According to the Governor’s Office, Bullock spends an average 191 hours on the state plane a year, and since 1981 Governors average 225 hours in flight a year.
Bullock’s campaign was not available, but spokesperson Jason Pitt sent Montana Public Radio an audio clip of a prepared statement.
"This is just another weird political stunt from an out-of-state multimillionaire who actually has his own personal plane."
Lee Banville, a political writer and journalism professor at the University of Montana says Wednesday’s press conference ramped up an ongoing attack. He says the Gianforte campaign has gone from criticizing Bullock’s use of the plane to saying there shouldn’t be a state plane at all.
"And is it a fair argument? You can certainly make that argument, but I think that both Republicans and Democrats have found it useful to be able to move around the state quickly. And so we have seen a bipartisan buying-into the idea that you will have a plane available to move from point A to point B when Montana is as big as it is.”
Banville says all election stories are going to get more attention the closer we get to November. And although this story has cropped up in the past, it might get more traction this time around.
“I do think that this will get more attention because of that. Because its Greg Gianforte getting up and saying 'I’m going to sell this plane, I think the governor should sell this plane. And it's time to stop wasting the taxpayers money.' It's going to have a different impact than a press aid trying to plant a story with journalists, which is kinda how they were pushing this story before."
Greg Gianforte says there are occasions when the Governor needs to fly, but he doesn’t think a plane needs to be available all the time for a Governor to conduct state business.

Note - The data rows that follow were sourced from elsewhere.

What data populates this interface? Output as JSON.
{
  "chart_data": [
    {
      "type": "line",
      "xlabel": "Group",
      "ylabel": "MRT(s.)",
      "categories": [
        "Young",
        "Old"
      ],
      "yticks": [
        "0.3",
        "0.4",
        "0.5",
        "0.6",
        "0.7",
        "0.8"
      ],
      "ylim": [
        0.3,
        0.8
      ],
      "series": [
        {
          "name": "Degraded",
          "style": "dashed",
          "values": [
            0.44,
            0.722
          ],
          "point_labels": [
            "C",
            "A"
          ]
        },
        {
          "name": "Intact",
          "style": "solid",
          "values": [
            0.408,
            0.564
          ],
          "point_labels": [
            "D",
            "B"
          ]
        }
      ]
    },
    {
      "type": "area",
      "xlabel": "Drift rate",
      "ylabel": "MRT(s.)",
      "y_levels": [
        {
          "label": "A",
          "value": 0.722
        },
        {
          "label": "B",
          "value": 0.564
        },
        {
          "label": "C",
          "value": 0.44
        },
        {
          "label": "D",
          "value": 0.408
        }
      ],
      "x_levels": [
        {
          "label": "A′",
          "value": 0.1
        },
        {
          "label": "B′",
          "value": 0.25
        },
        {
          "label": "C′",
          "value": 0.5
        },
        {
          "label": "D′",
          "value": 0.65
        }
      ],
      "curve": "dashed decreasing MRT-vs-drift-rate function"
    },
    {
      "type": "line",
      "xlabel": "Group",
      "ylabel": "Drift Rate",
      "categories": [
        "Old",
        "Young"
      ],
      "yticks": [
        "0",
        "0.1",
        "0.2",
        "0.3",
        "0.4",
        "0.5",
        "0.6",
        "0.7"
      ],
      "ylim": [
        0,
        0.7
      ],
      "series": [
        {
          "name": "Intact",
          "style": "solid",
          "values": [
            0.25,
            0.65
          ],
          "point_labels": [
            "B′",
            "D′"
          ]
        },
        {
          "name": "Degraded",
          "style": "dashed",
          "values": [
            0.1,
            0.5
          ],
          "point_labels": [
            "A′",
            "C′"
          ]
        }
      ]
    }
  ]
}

A statement from the governor's office said they would not consider selling the plane because quote “Montanans expect the governor they elected to efficiently visit their communities, to hear their concerns and to use their input to make responsible decisions.”
Fifteen minutes after Gianforte kicked off his press conference on the capitol steps, Governor Steve Bullock was on board the state plane. He flew from Helena to Deer Lodge, about fifty miles away. A thirty minute round trip in the air.